2- Cumhuriyet döneminin sonlarına doğru Roma devletinde kölenin durumu büyük ölçüde değişmiştir. Bu dönemde köle sayısının artmasıyla birlikte kölelerin değeri düşmüş ve köle ticareti canlanmıştır. Köleler arasında ayrım yapılmaya başlanılmış ve bu ayrım kölelerin çalıştığı coğrafyaya göre değil, yaptıkları işin niteliğine göre yapılmıştır. MÖ 489 yılından itibaren köleler, halkı eğlendirmek amacıyla, amfi tiyatrolarda vahşi hayvanlarla dövüşmeye zorlanmışlardır.
3- Köle mülkiyetinin sınırlandırılması, ilk kez Augustus döneminde çıkarılan birtakım yasalarla azat etme işlemleri bakımından söz konusu olmuştur. Yasaya göre, kural olarak, 2’den 10’a kadar köleye sahip efendi köle sayısının yarısına kadar; 11’den 30’a kadar köleye sahip ise köle sayısının üçte birine kadar; 31’den 100’e kadar köleye sahip ise köle sayısının dörtte birine kadar ve son olarak 101’den 500’e kadar köleye sahip ise köle sayısının beşte birine kadar köle azat edebilirdi. Azat edilen köle kural olarak, kendisini özgür bırakan kişinin hukukî statüsüne kavuşurdu.
4- Claudius döneminde kölenin kişiliğini tanıyan ve koruyan ilk düzenleme, kölelerin terk edilmesi konusunda yapılmıştır. İmparator Claudius, ağır hasta olan kölelerin efendileri tarafından terk edilmesini yasaklamıştır. Bu yasaya aykırılığın yaptırımı, mülkiyet hakkının kaybı olarak belirlemiştir. Köle ise iyileşmesi durumunda özgürlüğüne kavuşur, hak ehliyeti bakımından ise Latin statüsüne sahip olurdu.

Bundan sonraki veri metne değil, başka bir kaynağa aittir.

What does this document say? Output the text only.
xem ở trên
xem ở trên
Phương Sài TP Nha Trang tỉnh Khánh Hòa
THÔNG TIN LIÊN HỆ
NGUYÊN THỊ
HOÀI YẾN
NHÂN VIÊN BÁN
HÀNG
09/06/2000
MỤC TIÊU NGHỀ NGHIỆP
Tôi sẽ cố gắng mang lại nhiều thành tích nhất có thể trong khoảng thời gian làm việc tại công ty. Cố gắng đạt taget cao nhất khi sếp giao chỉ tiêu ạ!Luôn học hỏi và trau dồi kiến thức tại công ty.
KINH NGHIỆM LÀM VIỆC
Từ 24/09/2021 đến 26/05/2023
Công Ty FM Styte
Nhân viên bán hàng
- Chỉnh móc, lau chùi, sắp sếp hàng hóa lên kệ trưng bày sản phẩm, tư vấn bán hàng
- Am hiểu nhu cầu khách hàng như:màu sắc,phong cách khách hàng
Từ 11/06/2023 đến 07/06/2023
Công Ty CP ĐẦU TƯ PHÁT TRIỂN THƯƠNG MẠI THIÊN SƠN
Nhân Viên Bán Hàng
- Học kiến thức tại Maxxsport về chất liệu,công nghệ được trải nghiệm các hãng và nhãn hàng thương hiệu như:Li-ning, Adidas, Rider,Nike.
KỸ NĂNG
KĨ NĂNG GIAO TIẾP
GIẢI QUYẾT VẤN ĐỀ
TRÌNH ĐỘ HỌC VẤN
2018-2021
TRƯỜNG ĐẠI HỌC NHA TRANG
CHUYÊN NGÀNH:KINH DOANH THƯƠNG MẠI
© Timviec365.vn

5- Domitianus Döneminde, olağan bir çocuk kölenin piyasa değeri 10 solidii iken, hadım kölenin değeri 70 solidii idi. Hadımların değerinin sıradan kölelerin değerinden fazla olmasından yararlanmak isteyen köle tacirlerinin köleleri hadım etmelerinin yaygın bir uygulama hâline geldiği anlaşılmaktadır. Bu nedenle İmparatorluk döneminde, hadım etmeyi ve hadım kölelerin satılmasını yasaklayan çeşitli hukuk kuralları düzenlenmiştir. Efendinin köle üzerindeki ölüm dirim hakkını sınırlayan ilk imparator Hadrianus olmuştur.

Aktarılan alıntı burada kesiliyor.